“At the moment, Apple has more cash on hand than IBM, HP, Intel and Google raising some interesting questions for what they might use it for.”
With some $15 billion in cash and short-term investments, Apple has never been in a better position financially. However, it’s hard to see why it would want to keep so much money around – while the interest it’s getting is no doubt pretty good, compared to the value of its own stock growth it’s pretty low.
So what are the options? The first would simply be a stock buy-back, allowing some of its investors to cash in while increasing the value of the remaining stock. But this would be perceived by the market as a pretty conservative move: it’s the kind of thing that a company does when it simply has no idea what to do with its money.
The second option, and one that Apple has followed in the past, is to make a series of relatively small buys of emerging technology companies in the range of up to $500 million. In the past, it’s bought companies outright or paid for key technologies, as it did with DVD authoring software from Astarte and Spruce. In fact, much of Apple’s software line has its origins in third-party programs bought outright – from iTunes, which has at its heart SoundJam MP, to Final Cut which originated with Macromedia.
But $15 billion would be a lot of money to bank just in case Apple needed to make a few multi-million dollar purchases. Apple could buy thirty $500 million companies – not small investments – and still have change for a few lattes.
Then there is the third option: A larger, multi-billion dollar investment, such as buying a bigger and more established company. However, it’s difficult to see who Apple might buy in this range. Most internet-related stocks are wildly overvalued – for example, Facebook’s putative $15 billion valuation, which seems more like fantasy money than tough, fiscal reality.
What about hardware companies? Could, for example, Apple snaffle up one of its competitors, like Dell? There is no conceivable reason that I can see to do this. Most modern PC makers have virtually nothing in the way of manufacturing capability, relying instead on the same third-party plants in the far east which make Apple’s own products. Where they differ is in design, fulfilment, and distribution – all areas where Apple has excelled in recent years.
That leaves one final option: infrastructure. Could Apple be about to make its biggest investment of all, and put the money into a US-wide wireless network which would allow it to bypass existing carriers, and create a new generation of iPhone-like communication devices? While the $5-10 billion price (plus massive capital costs to set up the network) is significant money, now might be the best time to make such an investment, for two reasons.
The first reason an Apple bid for the spectrum makes sense is a practical one: this may be the last time that a major piece of US spectrum is available, at least until one of the incumbent telcos goes bust. If Apple was at all interested, now would be its best opportunity.

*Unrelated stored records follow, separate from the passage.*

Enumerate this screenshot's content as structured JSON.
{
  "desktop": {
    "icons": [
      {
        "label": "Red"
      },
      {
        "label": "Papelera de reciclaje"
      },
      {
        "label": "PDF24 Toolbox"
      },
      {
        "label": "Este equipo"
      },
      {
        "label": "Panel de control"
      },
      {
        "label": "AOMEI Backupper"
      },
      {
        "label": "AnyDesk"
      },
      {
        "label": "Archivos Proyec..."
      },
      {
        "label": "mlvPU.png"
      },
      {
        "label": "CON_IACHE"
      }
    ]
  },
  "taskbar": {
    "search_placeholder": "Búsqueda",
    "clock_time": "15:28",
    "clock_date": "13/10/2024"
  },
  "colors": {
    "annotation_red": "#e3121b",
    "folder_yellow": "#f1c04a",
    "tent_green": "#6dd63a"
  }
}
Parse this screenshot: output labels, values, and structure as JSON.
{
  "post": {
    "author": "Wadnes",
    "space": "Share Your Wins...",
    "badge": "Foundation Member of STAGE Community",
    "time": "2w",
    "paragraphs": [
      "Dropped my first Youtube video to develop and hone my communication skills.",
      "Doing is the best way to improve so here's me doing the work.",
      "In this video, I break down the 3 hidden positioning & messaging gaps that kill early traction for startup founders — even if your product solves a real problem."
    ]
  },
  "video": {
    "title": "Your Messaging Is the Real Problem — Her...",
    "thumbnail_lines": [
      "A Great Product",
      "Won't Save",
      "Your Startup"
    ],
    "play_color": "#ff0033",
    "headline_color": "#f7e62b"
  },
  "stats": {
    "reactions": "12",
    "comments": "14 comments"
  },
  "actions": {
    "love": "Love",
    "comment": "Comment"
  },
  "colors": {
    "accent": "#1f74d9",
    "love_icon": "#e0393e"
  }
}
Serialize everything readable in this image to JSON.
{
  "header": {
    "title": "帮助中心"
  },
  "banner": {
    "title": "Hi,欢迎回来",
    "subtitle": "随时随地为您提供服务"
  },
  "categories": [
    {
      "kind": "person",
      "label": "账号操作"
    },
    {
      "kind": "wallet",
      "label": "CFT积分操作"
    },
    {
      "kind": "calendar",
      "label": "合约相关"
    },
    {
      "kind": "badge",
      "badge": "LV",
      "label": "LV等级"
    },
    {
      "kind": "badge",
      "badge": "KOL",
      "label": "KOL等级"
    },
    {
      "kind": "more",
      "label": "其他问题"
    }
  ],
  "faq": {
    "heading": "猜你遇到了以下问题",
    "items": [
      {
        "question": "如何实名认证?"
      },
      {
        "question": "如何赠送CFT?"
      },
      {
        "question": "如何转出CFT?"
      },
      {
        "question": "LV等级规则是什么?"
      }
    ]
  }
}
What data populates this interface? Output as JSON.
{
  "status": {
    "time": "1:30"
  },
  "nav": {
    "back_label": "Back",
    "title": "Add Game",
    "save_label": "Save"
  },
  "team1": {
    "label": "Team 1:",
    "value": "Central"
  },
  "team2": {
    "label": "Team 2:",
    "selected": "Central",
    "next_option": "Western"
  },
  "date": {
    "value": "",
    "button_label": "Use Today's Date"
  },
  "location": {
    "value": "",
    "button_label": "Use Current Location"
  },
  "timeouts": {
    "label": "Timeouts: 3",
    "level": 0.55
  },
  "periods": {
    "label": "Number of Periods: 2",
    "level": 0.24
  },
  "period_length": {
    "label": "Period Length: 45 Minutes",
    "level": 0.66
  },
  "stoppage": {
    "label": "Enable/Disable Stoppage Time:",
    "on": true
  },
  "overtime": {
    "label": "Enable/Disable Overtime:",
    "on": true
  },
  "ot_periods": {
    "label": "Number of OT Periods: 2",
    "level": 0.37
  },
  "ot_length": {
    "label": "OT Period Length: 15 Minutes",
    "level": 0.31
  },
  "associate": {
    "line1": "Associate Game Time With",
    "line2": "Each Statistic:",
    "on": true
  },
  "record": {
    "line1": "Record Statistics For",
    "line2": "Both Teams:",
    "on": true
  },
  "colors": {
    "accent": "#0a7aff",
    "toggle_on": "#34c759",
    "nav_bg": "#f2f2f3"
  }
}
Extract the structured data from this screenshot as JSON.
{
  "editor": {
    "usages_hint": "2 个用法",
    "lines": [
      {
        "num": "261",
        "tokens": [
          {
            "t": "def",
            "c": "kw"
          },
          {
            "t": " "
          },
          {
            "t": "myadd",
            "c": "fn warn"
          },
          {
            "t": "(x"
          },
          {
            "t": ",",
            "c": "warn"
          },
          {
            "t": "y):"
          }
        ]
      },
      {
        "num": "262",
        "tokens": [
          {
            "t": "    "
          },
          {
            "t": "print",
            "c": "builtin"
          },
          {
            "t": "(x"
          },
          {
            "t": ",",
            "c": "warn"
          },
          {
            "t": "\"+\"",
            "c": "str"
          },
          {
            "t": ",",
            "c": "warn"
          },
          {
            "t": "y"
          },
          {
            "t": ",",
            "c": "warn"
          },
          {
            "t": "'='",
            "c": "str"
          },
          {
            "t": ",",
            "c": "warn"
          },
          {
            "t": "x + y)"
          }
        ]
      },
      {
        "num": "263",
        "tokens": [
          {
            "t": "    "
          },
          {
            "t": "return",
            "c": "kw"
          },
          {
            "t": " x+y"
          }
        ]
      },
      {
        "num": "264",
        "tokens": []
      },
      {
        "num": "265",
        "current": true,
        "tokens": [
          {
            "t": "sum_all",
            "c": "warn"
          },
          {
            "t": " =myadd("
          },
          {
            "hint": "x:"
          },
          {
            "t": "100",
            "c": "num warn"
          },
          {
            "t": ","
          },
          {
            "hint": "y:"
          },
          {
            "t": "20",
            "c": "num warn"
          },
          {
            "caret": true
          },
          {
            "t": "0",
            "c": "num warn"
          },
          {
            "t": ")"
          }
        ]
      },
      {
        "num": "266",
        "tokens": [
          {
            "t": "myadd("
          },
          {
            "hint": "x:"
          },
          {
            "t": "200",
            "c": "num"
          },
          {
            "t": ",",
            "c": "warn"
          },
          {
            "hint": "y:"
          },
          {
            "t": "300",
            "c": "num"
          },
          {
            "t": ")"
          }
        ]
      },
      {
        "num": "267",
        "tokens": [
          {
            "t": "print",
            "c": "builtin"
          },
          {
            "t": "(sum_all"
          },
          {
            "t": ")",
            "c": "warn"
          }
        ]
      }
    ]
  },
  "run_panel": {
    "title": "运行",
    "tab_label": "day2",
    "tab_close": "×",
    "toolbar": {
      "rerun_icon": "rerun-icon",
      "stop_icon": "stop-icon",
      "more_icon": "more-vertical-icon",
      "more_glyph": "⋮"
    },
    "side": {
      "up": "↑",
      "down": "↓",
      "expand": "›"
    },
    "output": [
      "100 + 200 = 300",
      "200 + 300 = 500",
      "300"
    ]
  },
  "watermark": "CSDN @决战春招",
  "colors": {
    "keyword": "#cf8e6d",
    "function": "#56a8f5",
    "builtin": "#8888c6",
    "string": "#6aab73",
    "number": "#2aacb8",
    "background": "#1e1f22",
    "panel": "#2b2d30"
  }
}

However the second, deeper, reason is more strategic. Personal data communications is finally having its version of what George Gilder dubbed “The Negroponte Switch” (after Nicholas Negroponte), something which Negroponte later referred to in his book “Being Digital“. Thanks to higher data rates with 3G (and beyond) services, small devices no longer need to be tethered to a PC in order to access and update information. Amazon’s Kindle is a great example of this: with Kindle, you need never hook it up to a PC in order to get maximum use from it.
Compare this to Apple’s strategy with the iPhone, which, while perfectly usable on its own, functions best as an adjunct to a personal computer (and preferably, of course, a Mac). Apple has remained steadfast in its adherence to the “Digital Hub” plan which Steve Jobs outlined in 2001, despite the challenges of network-based computing services such as the ones launched by Google, in the shape of Google Docs, or Yahoo!’s Flickr.
However, the increasing power of mobile devices, coupled with high-speed mobile data connections, mean that the days of the computer as digital hub with small satellite devices frequently connected to it are going to be over soon. For example, it’s easy to conceive of an iPhone-like device which pulls its contacts direct from Plaxo, its calendar from Google Calendar, its music from iTunes Music Store and its photos from Flickr. You might want to link it to a PC to keep a localised backup in case of disaster, but using the PC as the main conduit to network-located information is wasteful when the phone itself has the same data rates to the net.
Owning its own data network would allow Apple to deliver a new generation of mobile data devices which bypassed the digital hub without being beholden to any other company. It could either bid on its own, or in tandem with an non-competing company which stands as much to gain as it does – Google is obvious example, although Yahoo! could be a dark-horse option.
Will Apple make this leap? The company isn’t stupid, and it must know that the digital hub strategy, which has served it well for six years, cannot serve as the centrepiece of its technology forever. The only question is whether it feels the need to become an owner of infrastructure, which depends on whether it consider current or future infrastructure owners as untrustworthy partners. Without being privy to the negotiations which the company has gone through its telco partners so far, that’s impossible to judge. But whatever happens, the next few months promise to be some of the most interesting in Apple history.